Formulação de esponja de arcabouço - percentual por massa (partes/100 partes) [113] Em um primeiro exemplo não limitante, uma solução de 6% de mais que 300 kDa de peso molecular de quitosana (>75% desacetilação) misturada com 6% de trifosfato de cálcio (TCP) em 83,6% água foi inicialmente criada. A solução foi então misturada com 4,4% de ácido acético para colocar a solução em suspensão. A suspensão foi então colocada em moldes e congelada em uma taxa controlada por um incremento de 5°C a cada 15 minutos a uma temperatura de -80°C. Uma vez que a suspensão se tornou um sólido, os moldes foram liofilizados até a secagem estar completa. Os arcabouços foram então hidratados com uma solução a 2 molar de NaOH. Os arcabouços foram então enxaguados com água estéril até atingirem um pH neutro. Os arcabouços foram então congelados em uma taxa controlada e liofilizados até secar.

[114] Em um segundo exemplo não limitante, uma solução de 4% de mais que 300 kDa de peso molecular de quitosana (>75% desacetilação) misturada com 6% de TCP em 85, 6% água foi inicialmente criada. A solução foi então misturada com 4,5% de ácido acético para colocar a solução em suspensão. A suspensão foi então colocada em moldes e congelada em uma taxa controlada por um incremento de 5°C a cada 15 minutos a uma temperatura de -80°C. Uma vez que a suspensão se tornou um sólido, os moldes foram liofilizados até a secagem estar completa. Os arcabouços foram então hidratados com uma solução a 2 molar de NaOH. Os arcabouços foram então enxaguados com água estéril até atingirem um pH neutro. Os arcabouços foram então congelados em uma taxa controlada e liofilizados até secar.

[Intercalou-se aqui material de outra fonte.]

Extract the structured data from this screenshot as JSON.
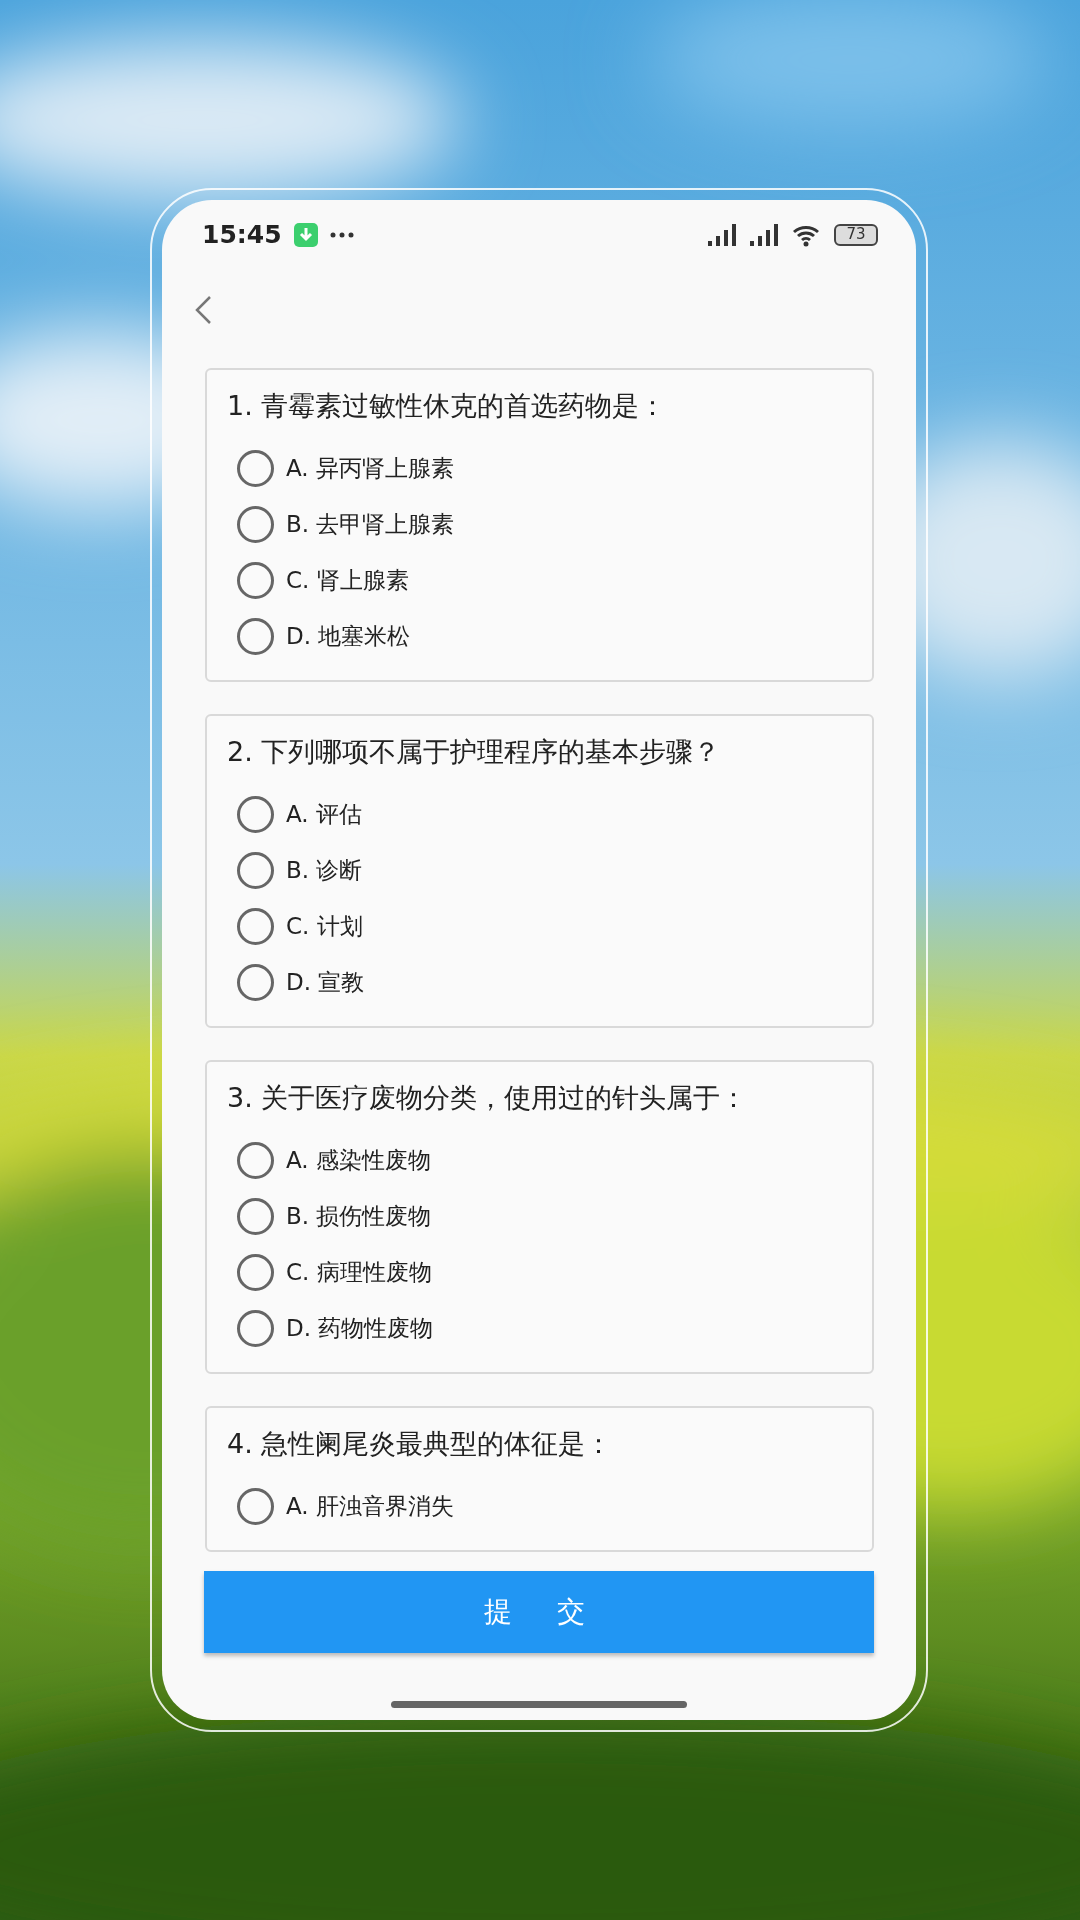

[115] Em um terceiro exemplo não limitante, uma solução de 3% de mais que 300 kDal de peso molecular de quitosana (>75% desacetilação) misturada com 6% partes de TCP em 86,45% água foi inicialmente criada. A solução foi então misturada com 4,55% de ácido acético para colocar a solução em suspensão. A suspensão foi então colocada em moldes e congelada em uma taxa controlada por um incremento de 5°C a cada 15 minutos a uma temperatura de -80°C. Uma vez que a suspensão se tornou um sólido, os moldes foram liofilizados até a secagem estar completa. Os arcabouços foram então hidratados com uma solução a 2 molar de NaOH. Os arcabouços foram então enxaguados com água estéril até atingirem um pH neutro. Os arcabouços foram então congelados em uma taxa controlada e liofilizados até secar.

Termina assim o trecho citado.